Dvorak Keyboard

I noticed the other day that my life was far too easy and that life was simply too much fun. To this end, I accepted a challenge from a friend that has shown me levels of frustration that I never imagined possible. I’m speaking, of course, of switching to the Dvorak keyboard layout. Although taken as a challenge, the level of difficulty is much greater than I expected. It feels like the keys are constantly moving about the keyboard making it impossible to hit the intended keys. I’m getting a little better at it than when I first started a few days ago, but I have a feeling that it will take months to get back to a normal typing speed.

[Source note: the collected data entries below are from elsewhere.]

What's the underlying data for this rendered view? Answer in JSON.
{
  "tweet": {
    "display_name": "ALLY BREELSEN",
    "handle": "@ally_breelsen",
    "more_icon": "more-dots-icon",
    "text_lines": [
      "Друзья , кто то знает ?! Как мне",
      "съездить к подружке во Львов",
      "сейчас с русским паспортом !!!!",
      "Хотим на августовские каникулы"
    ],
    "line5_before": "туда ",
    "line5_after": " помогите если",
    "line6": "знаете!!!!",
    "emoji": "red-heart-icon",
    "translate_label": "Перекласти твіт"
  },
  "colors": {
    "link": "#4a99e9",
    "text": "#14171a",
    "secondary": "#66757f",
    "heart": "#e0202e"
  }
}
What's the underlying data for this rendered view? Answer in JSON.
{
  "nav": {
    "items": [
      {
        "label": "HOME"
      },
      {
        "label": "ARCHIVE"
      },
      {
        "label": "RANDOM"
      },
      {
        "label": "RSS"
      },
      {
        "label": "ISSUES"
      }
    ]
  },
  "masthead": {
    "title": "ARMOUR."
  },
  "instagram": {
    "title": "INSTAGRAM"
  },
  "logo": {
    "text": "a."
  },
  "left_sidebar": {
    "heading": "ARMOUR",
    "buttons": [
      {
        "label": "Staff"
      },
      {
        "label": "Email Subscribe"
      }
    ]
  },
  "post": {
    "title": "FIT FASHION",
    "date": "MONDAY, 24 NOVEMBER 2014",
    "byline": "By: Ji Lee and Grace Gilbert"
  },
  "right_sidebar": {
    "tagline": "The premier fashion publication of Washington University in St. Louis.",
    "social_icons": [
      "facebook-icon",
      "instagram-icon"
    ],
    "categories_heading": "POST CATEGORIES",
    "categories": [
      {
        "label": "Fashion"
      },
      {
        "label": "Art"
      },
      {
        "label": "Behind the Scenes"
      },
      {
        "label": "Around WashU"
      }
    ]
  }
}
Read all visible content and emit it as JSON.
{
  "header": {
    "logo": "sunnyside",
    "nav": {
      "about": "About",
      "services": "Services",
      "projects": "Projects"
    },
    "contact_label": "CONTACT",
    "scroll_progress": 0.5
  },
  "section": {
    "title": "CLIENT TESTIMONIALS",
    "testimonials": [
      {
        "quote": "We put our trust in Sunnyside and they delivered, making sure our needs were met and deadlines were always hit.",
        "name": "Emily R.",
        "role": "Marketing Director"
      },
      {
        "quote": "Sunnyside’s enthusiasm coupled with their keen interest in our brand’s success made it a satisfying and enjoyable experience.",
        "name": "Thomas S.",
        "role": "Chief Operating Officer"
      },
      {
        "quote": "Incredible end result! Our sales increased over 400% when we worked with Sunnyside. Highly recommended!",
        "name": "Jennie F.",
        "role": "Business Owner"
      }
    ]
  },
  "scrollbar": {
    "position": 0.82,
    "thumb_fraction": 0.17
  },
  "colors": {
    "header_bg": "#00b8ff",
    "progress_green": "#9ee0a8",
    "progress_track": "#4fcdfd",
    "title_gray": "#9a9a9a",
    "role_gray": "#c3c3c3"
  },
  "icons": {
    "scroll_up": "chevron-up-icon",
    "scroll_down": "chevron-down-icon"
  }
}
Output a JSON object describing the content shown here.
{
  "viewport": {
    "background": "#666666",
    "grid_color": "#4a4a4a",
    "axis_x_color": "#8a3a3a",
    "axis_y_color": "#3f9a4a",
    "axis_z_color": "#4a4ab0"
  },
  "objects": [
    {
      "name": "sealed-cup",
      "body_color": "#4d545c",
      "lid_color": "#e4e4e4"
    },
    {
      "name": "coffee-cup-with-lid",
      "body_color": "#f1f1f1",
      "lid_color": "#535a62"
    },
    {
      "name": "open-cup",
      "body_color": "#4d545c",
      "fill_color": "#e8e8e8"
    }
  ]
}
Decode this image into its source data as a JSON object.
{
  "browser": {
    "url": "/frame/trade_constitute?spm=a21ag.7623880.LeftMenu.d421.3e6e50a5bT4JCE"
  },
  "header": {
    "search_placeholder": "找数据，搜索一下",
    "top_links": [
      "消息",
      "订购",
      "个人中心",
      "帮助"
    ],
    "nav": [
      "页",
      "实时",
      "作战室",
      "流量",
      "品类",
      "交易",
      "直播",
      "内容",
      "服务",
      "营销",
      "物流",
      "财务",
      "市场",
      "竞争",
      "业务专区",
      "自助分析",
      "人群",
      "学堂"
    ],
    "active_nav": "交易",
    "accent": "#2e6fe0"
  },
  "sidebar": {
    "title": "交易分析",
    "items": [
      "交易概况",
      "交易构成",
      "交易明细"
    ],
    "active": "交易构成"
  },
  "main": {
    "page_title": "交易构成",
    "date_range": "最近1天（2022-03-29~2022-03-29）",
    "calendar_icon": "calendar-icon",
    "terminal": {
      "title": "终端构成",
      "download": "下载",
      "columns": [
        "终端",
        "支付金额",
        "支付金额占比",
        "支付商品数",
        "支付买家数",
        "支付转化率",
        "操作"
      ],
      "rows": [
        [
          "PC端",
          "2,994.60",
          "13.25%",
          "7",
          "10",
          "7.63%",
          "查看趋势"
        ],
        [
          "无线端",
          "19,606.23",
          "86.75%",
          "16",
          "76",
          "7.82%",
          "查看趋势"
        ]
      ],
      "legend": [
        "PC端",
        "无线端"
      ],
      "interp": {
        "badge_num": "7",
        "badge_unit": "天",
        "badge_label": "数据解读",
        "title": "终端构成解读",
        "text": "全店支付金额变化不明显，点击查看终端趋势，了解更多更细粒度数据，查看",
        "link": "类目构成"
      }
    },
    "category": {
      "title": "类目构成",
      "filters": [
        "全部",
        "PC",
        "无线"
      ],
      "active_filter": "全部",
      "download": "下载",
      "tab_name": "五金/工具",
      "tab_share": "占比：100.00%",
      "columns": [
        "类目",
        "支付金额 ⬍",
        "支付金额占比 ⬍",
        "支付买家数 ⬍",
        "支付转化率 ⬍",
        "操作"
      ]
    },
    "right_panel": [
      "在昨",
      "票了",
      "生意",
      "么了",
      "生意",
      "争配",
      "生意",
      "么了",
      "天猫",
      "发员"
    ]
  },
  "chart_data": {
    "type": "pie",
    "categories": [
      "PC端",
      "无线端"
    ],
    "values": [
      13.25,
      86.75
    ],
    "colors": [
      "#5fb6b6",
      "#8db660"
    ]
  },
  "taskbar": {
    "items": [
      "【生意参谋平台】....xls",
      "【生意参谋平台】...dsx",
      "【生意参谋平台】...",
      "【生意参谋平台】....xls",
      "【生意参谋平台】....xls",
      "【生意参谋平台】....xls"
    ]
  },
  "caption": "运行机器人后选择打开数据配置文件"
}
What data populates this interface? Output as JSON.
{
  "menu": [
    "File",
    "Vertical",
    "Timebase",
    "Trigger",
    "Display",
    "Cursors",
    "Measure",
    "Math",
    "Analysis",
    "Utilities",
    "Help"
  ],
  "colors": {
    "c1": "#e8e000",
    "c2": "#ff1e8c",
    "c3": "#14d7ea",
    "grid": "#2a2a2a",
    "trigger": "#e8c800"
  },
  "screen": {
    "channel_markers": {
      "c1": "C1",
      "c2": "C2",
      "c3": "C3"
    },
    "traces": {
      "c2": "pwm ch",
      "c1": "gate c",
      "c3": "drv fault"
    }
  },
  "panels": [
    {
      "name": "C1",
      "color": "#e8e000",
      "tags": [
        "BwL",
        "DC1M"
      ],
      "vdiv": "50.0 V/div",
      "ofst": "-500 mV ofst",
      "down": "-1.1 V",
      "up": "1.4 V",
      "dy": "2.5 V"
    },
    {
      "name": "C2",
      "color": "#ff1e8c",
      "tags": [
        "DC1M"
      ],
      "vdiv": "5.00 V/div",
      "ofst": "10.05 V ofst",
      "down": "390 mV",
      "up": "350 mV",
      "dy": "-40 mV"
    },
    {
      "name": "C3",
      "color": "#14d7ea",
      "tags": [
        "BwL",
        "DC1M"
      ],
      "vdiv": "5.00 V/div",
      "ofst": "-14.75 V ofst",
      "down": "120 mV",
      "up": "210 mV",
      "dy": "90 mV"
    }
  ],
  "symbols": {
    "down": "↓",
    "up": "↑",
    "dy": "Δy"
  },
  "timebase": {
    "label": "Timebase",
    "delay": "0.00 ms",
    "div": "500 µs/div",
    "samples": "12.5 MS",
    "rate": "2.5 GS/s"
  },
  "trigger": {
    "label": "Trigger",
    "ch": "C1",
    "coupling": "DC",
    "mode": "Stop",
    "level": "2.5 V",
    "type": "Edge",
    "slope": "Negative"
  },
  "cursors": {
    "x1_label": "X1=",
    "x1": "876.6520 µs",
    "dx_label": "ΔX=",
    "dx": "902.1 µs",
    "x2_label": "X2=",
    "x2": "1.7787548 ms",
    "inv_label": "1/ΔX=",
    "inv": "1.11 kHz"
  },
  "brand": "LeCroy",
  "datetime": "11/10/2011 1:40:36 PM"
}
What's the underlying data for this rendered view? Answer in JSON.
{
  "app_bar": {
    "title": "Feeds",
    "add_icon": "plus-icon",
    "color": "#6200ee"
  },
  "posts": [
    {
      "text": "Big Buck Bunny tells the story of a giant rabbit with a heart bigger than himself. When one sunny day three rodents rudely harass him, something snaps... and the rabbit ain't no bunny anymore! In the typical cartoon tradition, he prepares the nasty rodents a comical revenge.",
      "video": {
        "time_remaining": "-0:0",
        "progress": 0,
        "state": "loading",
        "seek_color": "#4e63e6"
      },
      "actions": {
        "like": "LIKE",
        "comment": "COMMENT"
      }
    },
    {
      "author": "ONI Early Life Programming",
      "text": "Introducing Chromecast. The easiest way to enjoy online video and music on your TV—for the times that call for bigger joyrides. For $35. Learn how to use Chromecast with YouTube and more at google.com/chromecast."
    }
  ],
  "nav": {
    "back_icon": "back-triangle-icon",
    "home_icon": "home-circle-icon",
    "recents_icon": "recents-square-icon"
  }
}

My goal is total immersion into the Dvorak layout, so I have rearranged my work and home keyboards, leaving my Thinkpad the only unmodified keyboard that I use. I want to rearrange those keys as well, but the laptop keys aren’t exactly the easiest things to take on and off.

Well, now that I want to throw my Model M keyboard out the window from writing this, I think its time to get off the computer.


  1. i made the switch during a semester break; my second attempt. improvement was tediously slow at first. i can’t imagine how long it took you to write that post. then suddenly, I made rapid improvement. a year after the switch, i think i made the right decision. i really noticed less traveling of my fingers to keys outside the home row. some things suck about dvorak. like hotkeys. cut copy paste aren’t neatly organized. Also, few people understand why you did something so stupid as trying to change the way you type. and sometimes you use a computer and you can’t switch the keyboard, and you can no longer type efficiently in qwerty. that’s the worst.